25. Shane Pinto (Reader Rank: 23, Last Year: N/A)
In any other year that I can remember, a player of Pinto’s pedigree would’ve been ranked higher than where we have him. But as you’ll see, dear reader, this isn’t your average year. Silver Seven’s Top 25 Under 25 is an annual ranking of Sens players under the age of 25, and has been one of our regular features that readers look forward to the most. You can see past rankings here [2015, 2016, 2017, 2018], and I referenced 2014’s list on Friday as we reflected on Ottawa’s pool of young players from five years ago.
As of right now, part of what Pinto is fighting is something completely out of his control. The players who were taken right after him, namely Los Angeles’ Arthur Kaliyev and Philadelphia’s Bobby Brink, were rated as first-round picks by most scouting units, while Pinto was pegged as a mid-second rounder. The Sens’ staff, though, rated him highly:
“In the last couple years, we’ve put a premium on character kids and I think we’ve got one here. Going to North Dakota next year, where I feel like he’ll develop with our other draft picks and be a skilled player with us some day. We had him rated pretty highly. You can’t go wrong with a good sized, skilled centre iceman.”
Scouting reports are all over the place on Pinto — something that happens when you don’t start playing competitive hockey until you’re 15 — but his strengths appear to be his pro frame (6-foot-2, 192 pounds), willingness to learn, and engagement at all ends of the rink. In Pinto’s own words: “I think my biggest on ice strength is I think the game pretty well. I think I can anticipate certain things and have pretty good hockey IQ.”
He can still score, as evidenced by his 1.05 points-per-game in the USHL last season, and is best described as a “developing” centre who’s still scratching the surface of his ceiling. This is a player who was drafted in the 21st round in the 2017 USHL Entry Draft, so he’s come a long way in a short period of time. Even if we just look at the last year, Pinto started as a late-round selection with the NHL’s Central Scouting Service, but ended as their 28th ranked North American skater. His consistency between Lincoln and Tri-City last season is a good sign, especially since he moved from a weak team (he led the rebuilding Stars in scoring at the time of his trade) to one of the league’s stronger groups. Pinto was named to the USHL’s All-Rookie Team for his regular season performance, and featured internationally for the Gold Medal winning U.S. squad at the World Junior A Championships. He scored two points in six games at the tournament.

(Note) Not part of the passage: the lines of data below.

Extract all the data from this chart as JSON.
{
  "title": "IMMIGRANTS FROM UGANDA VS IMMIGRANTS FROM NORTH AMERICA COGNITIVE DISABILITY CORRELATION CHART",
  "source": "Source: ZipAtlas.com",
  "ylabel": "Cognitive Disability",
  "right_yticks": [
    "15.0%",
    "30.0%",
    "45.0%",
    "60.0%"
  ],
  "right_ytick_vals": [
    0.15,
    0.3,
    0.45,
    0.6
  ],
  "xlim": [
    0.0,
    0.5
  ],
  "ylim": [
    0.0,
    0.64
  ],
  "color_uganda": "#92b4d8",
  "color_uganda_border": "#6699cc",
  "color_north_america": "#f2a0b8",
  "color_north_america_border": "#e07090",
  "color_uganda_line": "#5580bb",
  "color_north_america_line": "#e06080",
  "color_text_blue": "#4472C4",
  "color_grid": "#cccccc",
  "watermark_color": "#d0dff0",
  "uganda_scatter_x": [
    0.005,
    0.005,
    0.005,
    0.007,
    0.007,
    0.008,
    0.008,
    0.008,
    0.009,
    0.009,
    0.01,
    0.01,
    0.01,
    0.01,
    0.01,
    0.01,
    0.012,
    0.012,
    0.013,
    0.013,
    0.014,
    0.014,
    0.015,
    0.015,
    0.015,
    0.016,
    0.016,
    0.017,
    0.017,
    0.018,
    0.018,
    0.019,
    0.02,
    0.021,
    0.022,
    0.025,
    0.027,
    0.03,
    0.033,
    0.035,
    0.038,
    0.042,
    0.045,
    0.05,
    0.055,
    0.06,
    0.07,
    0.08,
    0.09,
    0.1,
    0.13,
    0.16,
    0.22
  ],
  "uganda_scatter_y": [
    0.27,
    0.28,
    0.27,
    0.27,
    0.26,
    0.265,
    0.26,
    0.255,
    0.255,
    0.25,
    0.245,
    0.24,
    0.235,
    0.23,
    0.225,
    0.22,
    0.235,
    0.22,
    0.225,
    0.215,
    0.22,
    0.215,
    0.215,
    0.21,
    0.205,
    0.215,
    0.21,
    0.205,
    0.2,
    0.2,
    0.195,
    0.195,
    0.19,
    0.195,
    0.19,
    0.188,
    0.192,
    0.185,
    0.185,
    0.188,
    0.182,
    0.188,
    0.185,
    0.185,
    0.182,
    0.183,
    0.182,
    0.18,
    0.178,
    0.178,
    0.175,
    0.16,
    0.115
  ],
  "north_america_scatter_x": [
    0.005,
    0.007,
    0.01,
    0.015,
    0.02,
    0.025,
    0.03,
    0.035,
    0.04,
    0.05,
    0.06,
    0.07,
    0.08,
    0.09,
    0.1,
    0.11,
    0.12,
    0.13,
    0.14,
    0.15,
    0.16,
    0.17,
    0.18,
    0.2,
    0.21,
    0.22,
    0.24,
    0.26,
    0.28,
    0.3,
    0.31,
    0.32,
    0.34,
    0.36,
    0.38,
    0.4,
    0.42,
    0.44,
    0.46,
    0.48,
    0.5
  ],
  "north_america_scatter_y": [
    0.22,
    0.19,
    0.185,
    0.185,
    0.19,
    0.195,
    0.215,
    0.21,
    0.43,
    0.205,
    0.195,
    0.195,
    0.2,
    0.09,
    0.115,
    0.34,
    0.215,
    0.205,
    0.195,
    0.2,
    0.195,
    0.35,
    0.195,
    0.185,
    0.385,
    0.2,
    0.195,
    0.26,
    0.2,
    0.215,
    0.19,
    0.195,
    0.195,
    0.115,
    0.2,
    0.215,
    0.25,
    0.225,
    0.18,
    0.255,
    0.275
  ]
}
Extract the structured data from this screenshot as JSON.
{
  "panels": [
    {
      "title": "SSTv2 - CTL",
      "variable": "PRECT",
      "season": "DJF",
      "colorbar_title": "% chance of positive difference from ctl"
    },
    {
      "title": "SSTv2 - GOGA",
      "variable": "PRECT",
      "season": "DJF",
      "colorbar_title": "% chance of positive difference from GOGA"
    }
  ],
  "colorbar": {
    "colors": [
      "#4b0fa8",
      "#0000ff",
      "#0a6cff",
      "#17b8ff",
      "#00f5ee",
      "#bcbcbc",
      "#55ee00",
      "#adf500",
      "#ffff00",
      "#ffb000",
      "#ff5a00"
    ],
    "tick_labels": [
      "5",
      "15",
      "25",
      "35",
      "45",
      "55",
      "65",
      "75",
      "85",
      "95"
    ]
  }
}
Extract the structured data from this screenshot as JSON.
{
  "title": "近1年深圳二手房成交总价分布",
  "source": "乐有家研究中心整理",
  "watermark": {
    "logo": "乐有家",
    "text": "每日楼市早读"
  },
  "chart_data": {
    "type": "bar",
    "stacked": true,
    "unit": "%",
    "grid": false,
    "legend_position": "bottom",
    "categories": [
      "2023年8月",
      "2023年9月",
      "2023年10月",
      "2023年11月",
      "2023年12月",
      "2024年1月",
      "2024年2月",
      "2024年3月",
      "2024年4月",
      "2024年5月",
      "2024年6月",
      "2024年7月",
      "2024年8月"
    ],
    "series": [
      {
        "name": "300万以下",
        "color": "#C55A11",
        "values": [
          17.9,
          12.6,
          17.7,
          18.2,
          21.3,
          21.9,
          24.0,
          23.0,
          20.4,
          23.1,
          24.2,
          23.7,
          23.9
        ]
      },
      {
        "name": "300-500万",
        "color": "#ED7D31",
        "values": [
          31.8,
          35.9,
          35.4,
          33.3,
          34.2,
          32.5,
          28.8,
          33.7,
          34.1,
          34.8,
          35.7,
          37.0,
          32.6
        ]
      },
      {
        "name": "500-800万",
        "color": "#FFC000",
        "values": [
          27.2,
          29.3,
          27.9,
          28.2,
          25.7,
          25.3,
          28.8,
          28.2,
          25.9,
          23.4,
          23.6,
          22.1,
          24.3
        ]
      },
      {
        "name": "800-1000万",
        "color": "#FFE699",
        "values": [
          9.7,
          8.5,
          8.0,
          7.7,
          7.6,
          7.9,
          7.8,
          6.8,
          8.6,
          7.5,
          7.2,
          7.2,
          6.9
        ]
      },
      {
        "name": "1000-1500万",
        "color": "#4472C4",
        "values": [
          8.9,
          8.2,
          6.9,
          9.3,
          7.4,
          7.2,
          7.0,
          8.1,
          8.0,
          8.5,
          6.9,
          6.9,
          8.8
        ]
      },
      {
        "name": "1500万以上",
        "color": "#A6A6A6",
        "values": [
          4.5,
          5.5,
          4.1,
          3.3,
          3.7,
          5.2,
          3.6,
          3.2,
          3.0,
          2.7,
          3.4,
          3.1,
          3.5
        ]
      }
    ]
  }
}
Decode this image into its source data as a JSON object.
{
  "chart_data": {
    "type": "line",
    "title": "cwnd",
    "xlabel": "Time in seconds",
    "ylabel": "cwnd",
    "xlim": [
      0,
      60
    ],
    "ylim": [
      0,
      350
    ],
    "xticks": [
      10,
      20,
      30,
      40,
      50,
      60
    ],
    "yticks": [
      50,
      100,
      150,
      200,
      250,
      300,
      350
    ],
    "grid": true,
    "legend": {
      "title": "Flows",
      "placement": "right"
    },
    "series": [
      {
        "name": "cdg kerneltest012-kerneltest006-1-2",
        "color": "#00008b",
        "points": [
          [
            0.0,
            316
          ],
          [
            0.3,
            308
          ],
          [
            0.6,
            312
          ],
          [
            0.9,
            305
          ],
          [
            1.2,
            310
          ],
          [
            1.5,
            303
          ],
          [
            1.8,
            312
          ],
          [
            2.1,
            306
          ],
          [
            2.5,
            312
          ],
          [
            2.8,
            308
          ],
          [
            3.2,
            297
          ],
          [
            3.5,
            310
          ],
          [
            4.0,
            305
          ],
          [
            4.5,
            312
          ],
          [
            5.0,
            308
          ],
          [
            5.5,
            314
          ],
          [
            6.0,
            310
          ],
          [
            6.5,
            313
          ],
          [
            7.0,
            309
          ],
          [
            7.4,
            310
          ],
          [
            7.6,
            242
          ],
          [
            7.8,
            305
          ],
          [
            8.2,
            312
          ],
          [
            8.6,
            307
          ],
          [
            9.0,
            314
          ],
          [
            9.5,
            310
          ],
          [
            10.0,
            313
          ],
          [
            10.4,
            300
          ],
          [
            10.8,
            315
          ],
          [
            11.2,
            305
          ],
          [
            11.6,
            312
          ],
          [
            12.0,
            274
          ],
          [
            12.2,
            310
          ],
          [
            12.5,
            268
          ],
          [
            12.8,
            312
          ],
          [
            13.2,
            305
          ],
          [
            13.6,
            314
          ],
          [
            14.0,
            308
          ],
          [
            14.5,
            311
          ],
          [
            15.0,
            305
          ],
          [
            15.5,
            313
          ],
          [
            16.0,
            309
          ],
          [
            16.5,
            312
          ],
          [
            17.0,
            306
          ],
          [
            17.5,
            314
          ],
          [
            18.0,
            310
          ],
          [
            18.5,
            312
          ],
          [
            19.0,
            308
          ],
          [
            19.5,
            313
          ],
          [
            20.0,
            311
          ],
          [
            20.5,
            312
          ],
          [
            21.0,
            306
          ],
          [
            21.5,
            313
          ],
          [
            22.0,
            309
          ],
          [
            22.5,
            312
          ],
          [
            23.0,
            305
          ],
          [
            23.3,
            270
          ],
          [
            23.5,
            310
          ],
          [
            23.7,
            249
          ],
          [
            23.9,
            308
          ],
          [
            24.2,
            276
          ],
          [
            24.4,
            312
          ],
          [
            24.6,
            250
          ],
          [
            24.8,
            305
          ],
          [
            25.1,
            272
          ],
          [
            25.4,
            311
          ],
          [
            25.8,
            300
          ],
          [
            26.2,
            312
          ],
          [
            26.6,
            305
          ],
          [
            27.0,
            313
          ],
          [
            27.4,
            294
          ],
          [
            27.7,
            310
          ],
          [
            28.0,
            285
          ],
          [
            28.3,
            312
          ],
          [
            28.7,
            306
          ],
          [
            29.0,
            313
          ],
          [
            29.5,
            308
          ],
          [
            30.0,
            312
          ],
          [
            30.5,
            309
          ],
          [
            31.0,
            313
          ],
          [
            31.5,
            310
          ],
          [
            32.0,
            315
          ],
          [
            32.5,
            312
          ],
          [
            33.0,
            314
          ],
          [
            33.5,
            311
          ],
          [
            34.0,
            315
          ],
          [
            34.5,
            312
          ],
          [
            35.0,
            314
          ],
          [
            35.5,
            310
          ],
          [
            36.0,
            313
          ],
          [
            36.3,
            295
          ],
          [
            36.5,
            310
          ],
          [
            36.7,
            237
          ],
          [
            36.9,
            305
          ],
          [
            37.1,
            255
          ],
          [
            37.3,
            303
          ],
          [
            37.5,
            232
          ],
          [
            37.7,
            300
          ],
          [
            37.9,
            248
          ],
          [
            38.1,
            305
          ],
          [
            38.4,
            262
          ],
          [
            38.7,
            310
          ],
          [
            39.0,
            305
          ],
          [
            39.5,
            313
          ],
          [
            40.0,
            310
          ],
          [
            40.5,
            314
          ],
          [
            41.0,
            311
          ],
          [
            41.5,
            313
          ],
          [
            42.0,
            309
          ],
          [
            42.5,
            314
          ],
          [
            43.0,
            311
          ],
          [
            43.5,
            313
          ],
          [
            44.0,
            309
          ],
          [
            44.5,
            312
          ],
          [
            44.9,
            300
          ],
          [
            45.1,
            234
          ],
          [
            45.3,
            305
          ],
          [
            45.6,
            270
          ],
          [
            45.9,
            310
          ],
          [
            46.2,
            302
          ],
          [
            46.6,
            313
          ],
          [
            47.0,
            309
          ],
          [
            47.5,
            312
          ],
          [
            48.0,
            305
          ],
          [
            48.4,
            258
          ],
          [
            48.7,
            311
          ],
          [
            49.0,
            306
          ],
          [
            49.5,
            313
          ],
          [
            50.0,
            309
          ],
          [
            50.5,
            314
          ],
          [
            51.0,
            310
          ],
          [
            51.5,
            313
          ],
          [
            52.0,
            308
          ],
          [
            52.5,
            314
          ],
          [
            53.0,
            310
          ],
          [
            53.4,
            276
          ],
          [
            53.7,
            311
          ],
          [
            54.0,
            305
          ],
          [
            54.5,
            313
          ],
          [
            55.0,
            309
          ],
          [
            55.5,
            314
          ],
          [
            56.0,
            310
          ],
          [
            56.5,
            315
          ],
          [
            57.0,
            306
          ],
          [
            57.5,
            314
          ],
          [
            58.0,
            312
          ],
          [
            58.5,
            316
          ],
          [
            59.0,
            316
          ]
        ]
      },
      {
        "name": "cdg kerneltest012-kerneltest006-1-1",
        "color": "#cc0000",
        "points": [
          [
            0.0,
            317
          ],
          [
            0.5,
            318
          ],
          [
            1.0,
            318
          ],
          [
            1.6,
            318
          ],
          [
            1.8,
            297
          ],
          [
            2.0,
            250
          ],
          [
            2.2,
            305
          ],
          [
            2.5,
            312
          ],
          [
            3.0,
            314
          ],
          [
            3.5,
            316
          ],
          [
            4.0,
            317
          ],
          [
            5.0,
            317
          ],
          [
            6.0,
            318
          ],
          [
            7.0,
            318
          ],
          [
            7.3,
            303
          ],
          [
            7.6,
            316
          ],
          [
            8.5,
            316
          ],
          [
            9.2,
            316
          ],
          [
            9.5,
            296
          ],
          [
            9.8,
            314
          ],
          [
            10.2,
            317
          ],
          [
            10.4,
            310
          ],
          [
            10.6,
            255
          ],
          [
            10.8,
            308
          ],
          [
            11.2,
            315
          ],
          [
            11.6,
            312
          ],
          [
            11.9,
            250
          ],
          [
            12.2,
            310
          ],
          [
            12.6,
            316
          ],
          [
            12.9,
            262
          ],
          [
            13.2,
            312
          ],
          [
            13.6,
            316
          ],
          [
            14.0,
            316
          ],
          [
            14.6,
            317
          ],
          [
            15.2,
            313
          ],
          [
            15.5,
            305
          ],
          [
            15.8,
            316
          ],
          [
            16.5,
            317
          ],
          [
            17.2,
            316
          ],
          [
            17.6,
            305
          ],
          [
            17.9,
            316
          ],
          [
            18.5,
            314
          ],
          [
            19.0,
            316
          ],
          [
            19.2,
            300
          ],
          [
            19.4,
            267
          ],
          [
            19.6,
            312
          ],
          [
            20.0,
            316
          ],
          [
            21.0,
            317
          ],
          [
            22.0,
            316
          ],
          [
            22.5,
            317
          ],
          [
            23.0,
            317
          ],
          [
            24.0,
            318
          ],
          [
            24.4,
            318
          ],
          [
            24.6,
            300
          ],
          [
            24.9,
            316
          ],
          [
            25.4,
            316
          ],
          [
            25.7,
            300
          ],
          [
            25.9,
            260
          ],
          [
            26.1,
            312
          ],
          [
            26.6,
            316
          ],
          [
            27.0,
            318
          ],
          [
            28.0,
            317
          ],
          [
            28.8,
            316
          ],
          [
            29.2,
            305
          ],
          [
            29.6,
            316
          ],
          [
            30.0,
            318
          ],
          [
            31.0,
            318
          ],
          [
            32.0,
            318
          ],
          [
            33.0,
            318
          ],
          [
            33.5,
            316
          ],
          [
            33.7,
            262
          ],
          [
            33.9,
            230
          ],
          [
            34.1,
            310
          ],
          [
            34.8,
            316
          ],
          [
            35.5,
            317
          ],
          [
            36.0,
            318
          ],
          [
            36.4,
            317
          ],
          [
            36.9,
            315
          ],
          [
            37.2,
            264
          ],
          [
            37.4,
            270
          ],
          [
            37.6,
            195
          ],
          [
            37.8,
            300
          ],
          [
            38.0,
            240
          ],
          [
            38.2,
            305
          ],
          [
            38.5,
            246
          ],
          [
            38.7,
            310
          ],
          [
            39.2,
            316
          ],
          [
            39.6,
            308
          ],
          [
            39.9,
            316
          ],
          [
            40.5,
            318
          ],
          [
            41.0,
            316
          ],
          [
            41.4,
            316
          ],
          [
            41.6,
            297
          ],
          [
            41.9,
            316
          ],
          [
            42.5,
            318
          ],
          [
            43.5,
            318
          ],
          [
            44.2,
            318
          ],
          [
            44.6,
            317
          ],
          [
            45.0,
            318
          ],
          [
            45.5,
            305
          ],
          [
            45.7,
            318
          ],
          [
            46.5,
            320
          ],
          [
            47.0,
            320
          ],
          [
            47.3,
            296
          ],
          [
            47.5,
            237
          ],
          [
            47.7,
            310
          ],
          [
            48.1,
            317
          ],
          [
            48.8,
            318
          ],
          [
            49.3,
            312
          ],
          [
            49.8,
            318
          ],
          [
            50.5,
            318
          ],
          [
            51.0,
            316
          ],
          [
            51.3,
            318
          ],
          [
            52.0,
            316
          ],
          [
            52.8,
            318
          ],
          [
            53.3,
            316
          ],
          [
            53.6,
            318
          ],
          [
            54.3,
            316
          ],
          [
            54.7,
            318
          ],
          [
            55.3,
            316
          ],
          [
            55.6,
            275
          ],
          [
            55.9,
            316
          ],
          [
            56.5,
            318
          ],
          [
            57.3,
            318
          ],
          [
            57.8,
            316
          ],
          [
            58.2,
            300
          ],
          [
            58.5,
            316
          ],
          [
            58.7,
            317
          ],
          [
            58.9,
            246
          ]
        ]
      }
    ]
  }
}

In our first look at Pinto at Sens’ development camp, he seemed to mesh well with the team and played a role on the winning squad in the 3-on-3 tournament alongside Jonathan Tychonick, Lassi Thomson, Drake Batherson, and Rudolfs Balcers.
Pinto was recruited by top programs in Michigan State, Penn State, Providence, and UMass, but chose North Dakota in part because the pro environment will help him round out his overall game. It’s clear that he needs to work on his skating to continue to develop into a legitimate NHL prospect, and he’s expected to get plenty of ice as the Fighting Hawks’ top freshman this year. He’ll be competing with sophomores Jasper Weatherby (SJS) and Mark Senden down the middle, along with fellow rookie Harrison Blaisdell (WPG) for playing time. With a net-front spot on the powerplay with his name on it, potentially on a unit with Tychonick and Bernard-Docker, we’ll be watching Pinto closely this season to see if he can take steps towards silencing the (many) doubters.